Taksi beni istediğim sokağın ortalarında bir yerde bıraktı. Ben de bir kaç defa sorduktan sonra müzeyi buldum. Müzeye girerken tuhaf bir heyecan, hızla saç diplerimden ayak parmaklarıma kadar yayılmaya başladı. Onca yolu gelmemin iki önemli nedeninden biri de bu müzeydi ve ben buradaydım. Girişte bir danışma ve hediyeliklerin satıldığı bir salon vardı. Görevlilere Laura’nın eserlerini görmeye geldiğimi söyledim, danışmadaki gençler beni içeri doğru yönlendirdi. Çok güzel bir ışıklandırma altında, fotoğraflarına defalarca baktığım ve tahmin ettiğim gibi fotoğraflarından çok daha etkileyici olan o muhteşem dokumalarla karşı karşıyaydım. Ayakta öylece duruyor ve gözlerimi onlardan alamıyordum. Kalbim, Tibet’te, 5200 mt’de, hızlı adımlarla yürümeye kalktığımda nasıl güm güm vurduysa göğüs kafesime, şimdi de öyle vuruyordu. Bir an kalbim ağzımdan dışarı fırlayacak sandım.
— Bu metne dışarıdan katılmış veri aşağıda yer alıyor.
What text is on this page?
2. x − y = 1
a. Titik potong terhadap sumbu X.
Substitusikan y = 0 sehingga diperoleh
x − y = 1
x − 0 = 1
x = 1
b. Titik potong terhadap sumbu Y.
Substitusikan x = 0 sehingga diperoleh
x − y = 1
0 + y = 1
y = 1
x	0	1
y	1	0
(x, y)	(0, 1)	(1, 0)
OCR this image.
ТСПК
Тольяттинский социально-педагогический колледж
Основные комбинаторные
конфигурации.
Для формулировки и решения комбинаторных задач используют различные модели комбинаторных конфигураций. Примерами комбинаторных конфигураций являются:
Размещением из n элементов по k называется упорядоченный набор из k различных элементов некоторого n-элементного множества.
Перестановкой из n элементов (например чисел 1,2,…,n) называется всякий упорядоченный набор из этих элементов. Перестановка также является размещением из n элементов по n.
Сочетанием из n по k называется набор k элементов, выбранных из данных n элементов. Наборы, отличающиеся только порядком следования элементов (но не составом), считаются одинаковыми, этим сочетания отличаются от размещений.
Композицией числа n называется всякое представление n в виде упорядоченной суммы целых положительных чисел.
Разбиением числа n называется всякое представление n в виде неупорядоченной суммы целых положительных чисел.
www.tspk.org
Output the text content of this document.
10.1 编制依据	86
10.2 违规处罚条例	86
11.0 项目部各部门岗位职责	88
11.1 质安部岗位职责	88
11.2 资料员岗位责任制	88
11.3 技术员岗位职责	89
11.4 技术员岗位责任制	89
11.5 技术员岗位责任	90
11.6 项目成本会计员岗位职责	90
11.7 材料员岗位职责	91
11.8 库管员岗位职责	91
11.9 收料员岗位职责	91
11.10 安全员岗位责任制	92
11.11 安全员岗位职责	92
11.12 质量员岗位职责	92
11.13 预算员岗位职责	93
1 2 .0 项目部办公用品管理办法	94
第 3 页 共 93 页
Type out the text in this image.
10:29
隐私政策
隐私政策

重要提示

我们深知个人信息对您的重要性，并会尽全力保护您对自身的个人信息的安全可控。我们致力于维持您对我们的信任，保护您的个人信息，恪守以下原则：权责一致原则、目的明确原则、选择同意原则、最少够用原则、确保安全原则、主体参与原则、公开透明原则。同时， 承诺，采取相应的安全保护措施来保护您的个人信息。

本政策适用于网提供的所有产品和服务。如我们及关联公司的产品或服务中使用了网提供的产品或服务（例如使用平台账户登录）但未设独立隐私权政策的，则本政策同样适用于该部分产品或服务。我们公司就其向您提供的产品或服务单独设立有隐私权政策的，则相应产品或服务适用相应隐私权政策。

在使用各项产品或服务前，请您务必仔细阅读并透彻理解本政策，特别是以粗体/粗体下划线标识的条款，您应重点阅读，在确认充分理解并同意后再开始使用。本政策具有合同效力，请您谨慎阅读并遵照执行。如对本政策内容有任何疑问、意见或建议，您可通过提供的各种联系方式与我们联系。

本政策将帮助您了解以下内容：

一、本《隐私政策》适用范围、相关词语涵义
Dokumalardaki desenleri yakından incelemeye çalışıyor ama bir türlü net göremiyordum.  Çantamın içinden el yordamıyla bulup çıkarttığım mendille gözlerimi silsem de bir an için netleşen görüntü yeniden o buzlu camın arkasında kalıyordu.  Bir süre sonra buzlar eridi, sis bulutu dağıldı ve ben, gözlerime inanamadım;  artık o salonda, o duvarların arasında, o parkenin üzerinde değildim. Onlar benim karşımda duruyordu. Yüzümde tuhaf bir hüzün, saçımda yapraklar ve başımda bir çiçek vardı. Yapraklardan biri, gözümden süzülen yaşları gizlemek için gözlerimden birini kapatmıştı ama damlalar, yaprakların arasından, onlardan aldıkları renklerle saçlarımdan aşağıya doğru süzülüyorlardı. Saçlarım! Ne zaman uzamışlardı?  Tam bu sırada Cunyır, objektifini kocaman açmış, nutku tutulmuş bir biçimde, neyi nasıl yutacağını bilemez bir halde tişörtümü çekiştiriyordu. Gözlerimi açtığımda, artık yine o salonda, o duvarların arasında, o parkenin üzerindeydim. Şaşkınlığım geçince, -bulunduğumuz yer bir müze olduğu için- görevlilere fotoğraf çekip çekemeyeceğimizi sordum. Onlar da aslında fotoğraf çekmenin yasak olduğunu ama benim çekebileceğimi söylediler. Neyse ki Müzede bizden başka kimse yoktu. Cunyır sevinçle bir kaç kare yuttu. Sonra bana baktı. Sanki beni ilk defa görüyormuş gibiydi. Aslında onun da benim kadar heyecanlandığını ve her bir detayı yutmak için çıldırdığını hissedebiliyordum ama O, böyle bir anıma ilk defa tanık oluyordu. Yaşadıklarım karşısında yuttuklarının ne kadar anlamsız kalacağını anlamış olmalı ki, objektifini kapatıp, beni dokumalarla baş başa bırakmaya karar verdi. Bu düşünceli ve zarif davranışı için buradan kendisine teşekkür etmek istiyorum. Bu yaptığını unutmayacağım dostum, bu gerçekten çok değerli…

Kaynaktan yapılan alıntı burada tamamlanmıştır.